3 of 3 people found the following review helpful.
history as the speech of the times
By drollere
this is a book for those willing to delve deep into the intricacies of the French Revolution, and not the best choice for an introduction to the topic. for those who are deep into the Enlightenment, it is much less informative than Israel's "A Revolution of the Mind." for those who are deeply interested in both the enlightenment and the revolution, it's an absorbing read.

israel's premise, curtly stated, is that ideas matter, and that in the situation of the french revolution, the two competing and fundamentally incompatible ideas were spinozist radical enlightenment and rousseauist authoritarian populism. in brief, radical enlightenment created the revolution; authoritarian populism co-opted the revolution (through vote rigging, crowd coercion and the terror); thermidor retrieved the revolution, only to deliver it to the bourgeois tyranny of napoleon. all that represents an interpretation of history that i find persuasive but that deserves a healthy skepticism based on knowledge of the evidence, which means you have read deeply in the history and understand the tendentious interpretations imposed on it. as far as israel is concerned, robespierre was an unmitigated villain, black to the core and malign in every effect: one might say, in reply, that human nature makes every moral judgment difficult.

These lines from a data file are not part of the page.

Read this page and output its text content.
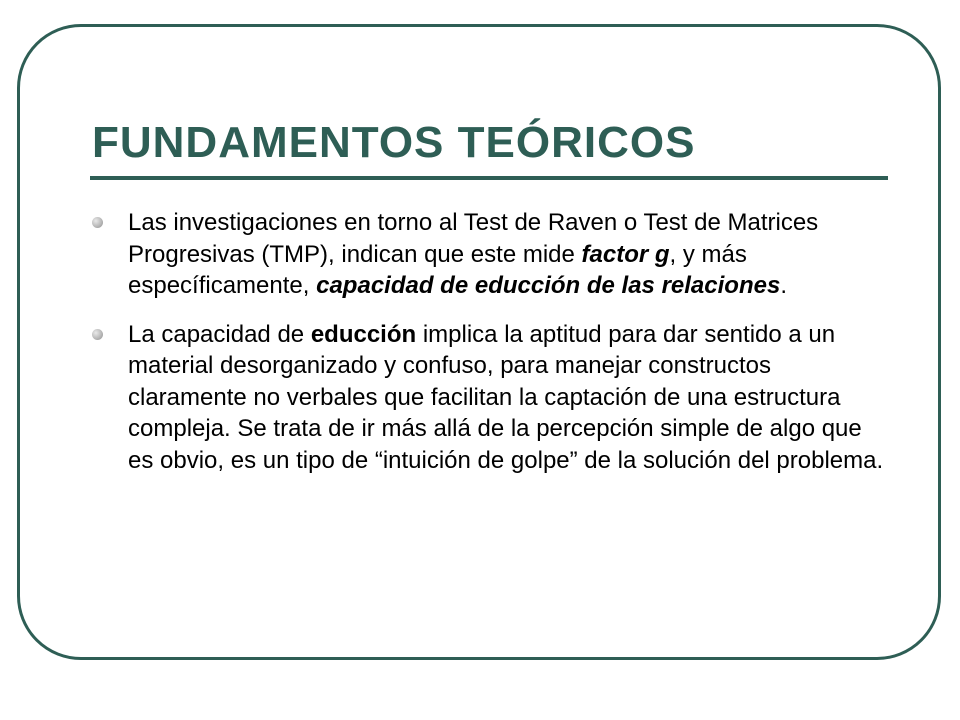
FUNDAMENTOS TEÓRICOS
Las investigaciones en torno al Test de Raven o Test de Matrices Progresivas (TMP), indican que este mide factor g, y más específicamente, capacidad de educción de las relaciones.
La capacidad de educción implica la aptitud para dar sentido a un material desorganizado y confuso, para manejar constructos claramente no verbales que facilitan la captación de una estructura compleja. Se trata de ir más allá de la percepción simple de algo que es obvio, es un tipo de “intuición de golpe” de la solución del problema.
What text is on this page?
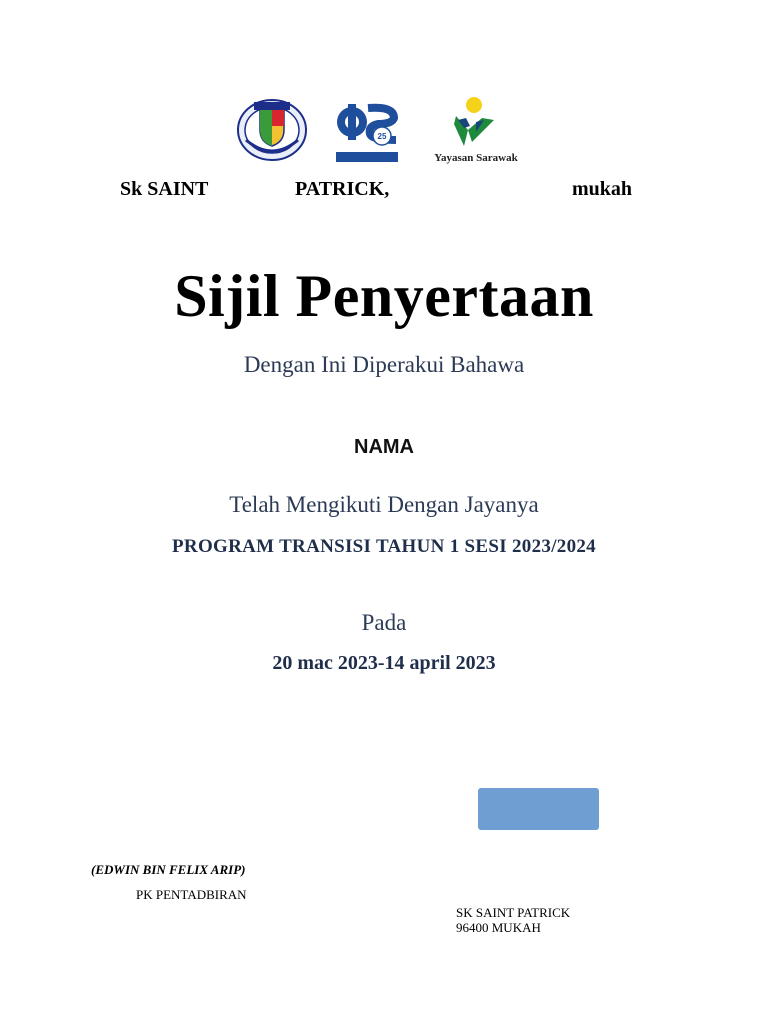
25
Yayasan Sarawak
Sk SAINT	PATRICK,	mukah
Sijil Penyertaan
Dengan Ini Diperakui Bahawa
NAMA
Telah Mengikuti Dengan Jayanya
PROGRAM TRANSISI TAHUN 1 SESI 2023/2024
Pada
20 mac 2023-14 april 2023
(EDWIN BIN FELIX ARIP)
PK PENTADBIRAN
SK SAINT PATRICK
96400 MUKAH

all that aside, the great merit of israel's work is that he treats ideas seriously, equates ideas with words, and takes the words of the revolutionaries at face value. this is both a strength and a weakness. the strength is that israel paraphrases many of the speeches, tracts, articles and pamphlets of the period, attributing clearly to author and date of presentation, so that we get a really unparalleled sense of what these folks were arguing, asserting, affirming. the drawback is that this creates a disjointed, disorderly and repetitive flow in the narrative, as a speech here merely repeats what was said in a pamphlet there, or in a speech by someone else receives its reply many pages later. it also underplays the fact that politics shapes speech, and what is said is usually said for a tactical purpose: we don't obtain much insight into the power calculations in that muddle, except to learn that true republicans were a bit duffy headed and those of the montagne shrewd connivers. to evaluate that claim we'd need to see how often individuals changed sides or trimmed opinions, a level of detail that is hard to follow even in israel's detailed narrative.

israel is clear about his bias: spinozist enlightenment good, rousseauiste populism bad. and he's detailed in his accounting of speech, at the expense of an accounting of the economic and material facts. some will prefer the pretense of empiricism and objectivism, which is as illusory as any other claim to truth in history. instead, if you adjust for israel's bias, and relax into the chaotic and repetitive flow of his narrative, then you're in for a treat: an intelligent and nimble picture of an enormously consequential and turbulent period in human history, the culmination of the enlightenment's faith in reason and democracy, and the birth of the modernist struggle with chaos and terror.